Depuis quelques années, une esthétique particulière s’impose sur les réseaux sociaux : des images floues, granuleuses, parfois mal exposées, à contre-courant des photos lisses et ultra-maîtrisées. Longtemps considérées comme ratées, ces images sont aujourd’hui assumées et revendiquées. Le flou n’est plus un accident, il devient un langage.

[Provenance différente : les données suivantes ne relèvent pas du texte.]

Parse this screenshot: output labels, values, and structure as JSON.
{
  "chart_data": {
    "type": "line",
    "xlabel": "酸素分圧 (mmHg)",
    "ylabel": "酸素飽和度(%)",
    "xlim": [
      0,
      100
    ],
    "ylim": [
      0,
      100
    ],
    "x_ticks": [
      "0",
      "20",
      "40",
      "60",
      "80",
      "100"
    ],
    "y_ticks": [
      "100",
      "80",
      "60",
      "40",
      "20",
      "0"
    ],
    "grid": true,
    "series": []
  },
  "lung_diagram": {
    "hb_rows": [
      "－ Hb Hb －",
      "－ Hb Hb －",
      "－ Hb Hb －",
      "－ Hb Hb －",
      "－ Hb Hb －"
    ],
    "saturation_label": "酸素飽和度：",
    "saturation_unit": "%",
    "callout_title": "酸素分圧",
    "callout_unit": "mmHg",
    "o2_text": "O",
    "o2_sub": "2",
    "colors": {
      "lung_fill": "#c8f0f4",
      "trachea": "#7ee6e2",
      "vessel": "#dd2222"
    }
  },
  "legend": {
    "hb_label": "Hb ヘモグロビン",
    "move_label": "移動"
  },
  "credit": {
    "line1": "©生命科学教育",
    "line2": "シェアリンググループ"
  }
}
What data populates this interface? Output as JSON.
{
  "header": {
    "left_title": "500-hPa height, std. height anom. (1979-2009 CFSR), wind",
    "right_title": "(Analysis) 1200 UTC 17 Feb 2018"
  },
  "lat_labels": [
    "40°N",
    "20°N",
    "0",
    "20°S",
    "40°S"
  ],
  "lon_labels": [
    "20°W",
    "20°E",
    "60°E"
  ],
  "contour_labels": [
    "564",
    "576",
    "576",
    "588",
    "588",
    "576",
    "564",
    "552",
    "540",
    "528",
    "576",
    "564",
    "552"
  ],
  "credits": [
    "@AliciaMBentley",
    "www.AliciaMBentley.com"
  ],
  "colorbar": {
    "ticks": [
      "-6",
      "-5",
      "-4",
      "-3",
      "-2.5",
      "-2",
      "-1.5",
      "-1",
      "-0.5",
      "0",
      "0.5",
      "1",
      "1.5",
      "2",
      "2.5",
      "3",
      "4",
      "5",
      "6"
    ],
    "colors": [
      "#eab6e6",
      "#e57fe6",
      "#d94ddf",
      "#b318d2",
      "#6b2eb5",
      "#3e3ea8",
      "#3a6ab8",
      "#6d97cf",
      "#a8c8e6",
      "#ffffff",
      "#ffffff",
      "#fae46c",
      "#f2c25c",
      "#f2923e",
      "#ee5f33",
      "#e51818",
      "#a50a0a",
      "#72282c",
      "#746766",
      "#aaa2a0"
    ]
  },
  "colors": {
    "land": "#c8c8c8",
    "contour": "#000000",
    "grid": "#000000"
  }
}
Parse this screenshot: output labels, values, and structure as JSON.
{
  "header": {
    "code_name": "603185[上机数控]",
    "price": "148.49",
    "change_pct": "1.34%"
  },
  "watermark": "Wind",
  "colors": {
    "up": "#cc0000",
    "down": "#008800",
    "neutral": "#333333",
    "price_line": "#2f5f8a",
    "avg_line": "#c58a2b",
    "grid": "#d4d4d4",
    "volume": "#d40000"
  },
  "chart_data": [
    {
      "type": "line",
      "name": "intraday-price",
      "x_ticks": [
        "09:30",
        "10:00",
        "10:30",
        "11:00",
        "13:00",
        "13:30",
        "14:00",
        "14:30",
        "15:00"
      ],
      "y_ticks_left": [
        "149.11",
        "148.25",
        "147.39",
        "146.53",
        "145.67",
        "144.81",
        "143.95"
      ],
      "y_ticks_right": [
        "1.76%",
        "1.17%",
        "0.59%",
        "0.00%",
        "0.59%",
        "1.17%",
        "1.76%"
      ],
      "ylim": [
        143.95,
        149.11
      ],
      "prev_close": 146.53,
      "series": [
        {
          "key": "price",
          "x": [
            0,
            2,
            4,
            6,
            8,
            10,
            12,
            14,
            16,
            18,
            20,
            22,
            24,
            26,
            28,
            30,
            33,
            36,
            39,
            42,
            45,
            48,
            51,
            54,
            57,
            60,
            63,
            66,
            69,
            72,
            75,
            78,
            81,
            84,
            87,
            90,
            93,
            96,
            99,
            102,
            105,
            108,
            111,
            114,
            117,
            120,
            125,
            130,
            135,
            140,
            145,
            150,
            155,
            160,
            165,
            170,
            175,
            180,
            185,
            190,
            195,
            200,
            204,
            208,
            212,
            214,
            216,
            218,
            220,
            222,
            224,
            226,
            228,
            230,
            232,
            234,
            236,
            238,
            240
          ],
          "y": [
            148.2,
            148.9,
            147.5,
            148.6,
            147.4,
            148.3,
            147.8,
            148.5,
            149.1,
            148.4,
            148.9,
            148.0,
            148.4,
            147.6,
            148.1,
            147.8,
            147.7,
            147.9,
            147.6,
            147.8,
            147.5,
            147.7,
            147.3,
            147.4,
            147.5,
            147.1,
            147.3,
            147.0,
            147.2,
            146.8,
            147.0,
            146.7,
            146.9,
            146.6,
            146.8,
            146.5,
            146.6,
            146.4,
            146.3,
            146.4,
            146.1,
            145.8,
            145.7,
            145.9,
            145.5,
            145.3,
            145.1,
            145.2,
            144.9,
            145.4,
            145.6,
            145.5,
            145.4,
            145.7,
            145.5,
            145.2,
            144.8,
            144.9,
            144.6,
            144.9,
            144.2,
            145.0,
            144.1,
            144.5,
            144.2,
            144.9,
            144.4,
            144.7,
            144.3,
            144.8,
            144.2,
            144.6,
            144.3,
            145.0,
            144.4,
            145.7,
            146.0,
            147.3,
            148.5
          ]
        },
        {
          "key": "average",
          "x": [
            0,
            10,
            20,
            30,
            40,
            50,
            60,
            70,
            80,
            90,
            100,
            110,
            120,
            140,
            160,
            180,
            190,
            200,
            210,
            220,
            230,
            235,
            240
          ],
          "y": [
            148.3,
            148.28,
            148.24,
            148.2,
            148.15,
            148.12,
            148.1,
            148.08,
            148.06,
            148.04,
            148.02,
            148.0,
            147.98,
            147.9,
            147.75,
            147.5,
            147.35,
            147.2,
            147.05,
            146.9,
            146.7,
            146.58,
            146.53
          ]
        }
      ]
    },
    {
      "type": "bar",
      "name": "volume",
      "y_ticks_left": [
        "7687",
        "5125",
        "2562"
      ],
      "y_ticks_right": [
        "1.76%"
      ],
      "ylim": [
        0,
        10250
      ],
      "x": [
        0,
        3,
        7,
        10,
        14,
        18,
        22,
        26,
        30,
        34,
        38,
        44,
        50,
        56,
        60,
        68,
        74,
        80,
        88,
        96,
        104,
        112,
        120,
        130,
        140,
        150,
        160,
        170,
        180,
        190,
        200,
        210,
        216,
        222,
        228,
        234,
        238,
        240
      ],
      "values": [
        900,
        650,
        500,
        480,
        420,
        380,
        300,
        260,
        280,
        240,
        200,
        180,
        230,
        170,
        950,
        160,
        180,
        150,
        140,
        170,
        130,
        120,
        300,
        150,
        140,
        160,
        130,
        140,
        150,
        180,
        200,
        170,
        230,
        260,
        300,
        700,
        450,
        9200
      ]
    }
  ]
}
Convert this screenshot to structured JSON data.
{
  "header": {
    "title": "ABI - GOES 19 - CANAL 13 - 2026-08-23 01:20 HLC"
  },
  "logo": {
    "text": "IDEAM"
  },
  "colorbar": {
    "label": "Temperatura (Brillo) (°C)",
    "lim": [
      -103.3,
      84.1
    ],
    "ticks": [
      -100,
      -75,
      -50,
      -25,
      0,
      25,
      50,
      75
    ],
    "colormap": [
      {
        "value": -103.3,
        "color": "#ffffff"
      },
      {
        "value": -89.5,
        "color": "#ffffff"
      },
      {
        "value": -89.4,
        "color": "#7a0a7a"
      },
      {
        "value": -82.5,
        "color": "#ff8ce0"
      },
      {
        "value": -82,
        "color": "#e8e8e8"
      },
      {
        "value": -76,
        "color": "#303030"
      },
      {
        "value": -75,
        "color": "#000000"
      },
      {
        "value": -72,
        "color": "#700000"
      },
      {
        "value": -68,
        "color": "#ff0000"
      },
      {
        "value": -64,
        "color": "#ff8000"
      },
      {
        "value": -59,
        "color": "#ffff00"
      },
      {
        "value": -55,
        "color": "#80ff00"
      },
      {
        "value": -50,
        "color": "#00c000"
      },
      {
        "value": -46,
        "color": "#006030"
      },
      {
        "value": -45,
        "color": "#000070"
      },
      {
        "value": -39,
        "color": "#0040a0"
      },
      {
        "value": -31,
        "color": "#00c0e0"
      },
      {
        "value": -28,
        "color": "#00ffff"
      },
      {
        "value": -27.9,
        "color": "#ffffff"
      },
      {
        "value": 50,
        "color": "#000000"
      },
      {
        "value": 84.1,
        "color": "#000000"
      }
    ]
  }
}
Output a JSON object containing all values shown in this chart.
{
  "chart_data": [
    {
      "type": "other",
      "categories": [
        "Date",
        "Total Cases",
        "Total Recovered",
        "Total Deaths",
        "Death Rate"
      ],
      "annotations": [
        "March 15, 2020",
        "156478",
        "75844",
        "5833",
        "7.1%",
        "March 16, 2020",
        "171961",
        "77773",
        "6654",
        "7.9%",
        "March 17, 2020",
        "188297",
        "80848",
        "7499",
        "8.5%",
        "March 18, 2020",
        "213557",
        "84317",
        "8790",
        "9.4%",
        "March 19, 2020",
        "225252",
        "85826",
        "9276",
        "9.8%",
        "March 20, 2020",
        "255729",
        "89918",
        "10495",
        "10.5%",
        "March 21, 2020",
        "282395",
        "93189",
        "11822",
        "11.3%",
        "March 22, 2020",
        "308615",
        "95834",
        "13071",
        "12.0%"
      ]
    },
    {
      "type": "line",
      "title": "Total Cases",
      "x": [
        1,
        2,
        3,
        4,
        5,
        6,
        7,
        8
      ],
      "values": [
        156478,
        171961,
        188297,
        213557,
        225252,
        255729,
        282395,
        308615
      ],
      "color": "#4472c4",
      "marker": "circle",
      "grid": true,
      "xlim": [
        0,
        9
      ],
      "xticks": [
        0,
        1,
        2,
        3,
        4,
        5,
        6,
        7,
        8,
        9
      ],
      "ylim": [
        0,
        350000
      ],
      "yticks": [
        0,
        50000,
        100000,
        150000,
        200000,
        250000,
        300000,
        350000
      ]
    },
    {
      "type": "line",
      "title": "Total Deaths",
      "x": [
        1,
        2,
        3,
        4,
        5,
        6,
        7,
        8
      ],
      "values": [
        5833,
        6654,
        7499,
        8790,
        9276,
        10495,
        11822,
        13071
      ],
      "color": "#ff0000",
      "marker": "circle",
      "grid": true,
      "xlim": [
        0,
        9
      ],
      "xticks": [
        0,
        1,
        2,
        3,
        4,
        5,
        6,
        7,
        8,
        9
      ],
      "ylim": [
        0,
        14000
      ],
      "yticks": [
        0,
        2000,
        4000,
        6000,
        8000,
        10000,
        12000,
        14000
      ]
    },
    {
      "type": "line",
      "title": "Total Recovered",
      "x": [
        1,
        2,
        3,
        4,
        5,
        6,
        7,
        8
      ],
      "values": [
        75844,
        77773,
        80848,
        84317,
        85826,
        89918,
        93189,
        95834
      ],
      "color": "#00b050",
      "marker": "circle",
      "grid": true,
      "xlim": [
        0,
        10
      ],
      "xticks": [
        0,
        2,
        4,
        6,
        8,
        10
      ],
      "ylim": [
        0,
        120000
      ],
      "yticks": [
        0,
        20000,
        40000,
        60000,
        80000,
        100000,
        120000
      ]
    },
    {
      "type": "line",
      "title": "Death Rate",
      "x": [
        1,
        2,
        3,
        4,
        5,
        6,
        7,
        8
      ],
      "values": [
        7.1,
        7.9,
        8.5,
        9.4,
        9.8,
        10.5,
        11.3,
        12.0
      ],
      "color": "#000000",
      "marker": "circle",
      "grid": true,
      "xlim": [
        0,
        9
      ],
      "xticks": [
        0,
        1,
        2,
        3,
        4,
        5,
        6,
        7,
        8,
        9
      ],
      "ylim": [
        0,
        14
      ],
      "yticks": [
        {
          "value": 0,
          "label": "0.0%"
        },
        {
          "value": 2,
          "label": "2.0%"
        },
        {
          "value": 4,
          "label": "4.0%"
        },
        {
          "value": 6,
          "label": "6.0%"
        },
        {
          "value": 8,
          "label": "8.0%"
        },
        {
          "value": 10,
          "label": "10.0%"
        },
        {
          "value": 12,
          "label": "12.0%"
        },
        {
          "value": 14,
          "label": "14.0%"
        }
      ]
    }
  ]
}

Cette tendance s’inscrit dans un rejet plus large de la perfection numérique. Après des années de filtres et de mises en scène, une nouvelle génération privilégie l’émotion à la démonstration technique. Ce qui compte n’est plus la netteté absolue, mais ce que l’image fait ressentir. Le flou suggère le mouvement, la spontanéité, le souvenir, et laisse une place à l’interprétation.

La photographie dite « anti-esthétique » gagne ainsi du terrain. Elle valorise l’imperfection, le chaos, le hasard. Une image floue peut sembler plus humaine, plus honnête qu’une photo parfaite mais distante. Elle crée aussi une forme d’intimité sur des plateformes pourtant publiques, en donnant accès à un moment vécu plutôt qu’à une image pensée pour performer.
Cette approche fait écho à des enjeux plus profonds : fatigue des réseaux sociaux, pression de l’image, besoin d’authenticité. Le flou agit comme un lâcher-prise assumé. Il ne dit pas « regarde ce que je maîtrise », mais « voilà ce que j’ai ressenti ».
Ce qui ressemblait autrefois à une erreur est devenu un choix esthétique à part entière. Une image imparfaite peut être profondément juste. Et si cette tendance s’installe, c’est sans doute parce qu’elle remet l’émotion, le vécu et le vrai au cœur de l’image.
À travers ce flou assumé, c’est aussi une autre manière de regarder le monde qui s’impose, plus sensible, plus instinctive, moins obsédée par la performance et par le contrôle.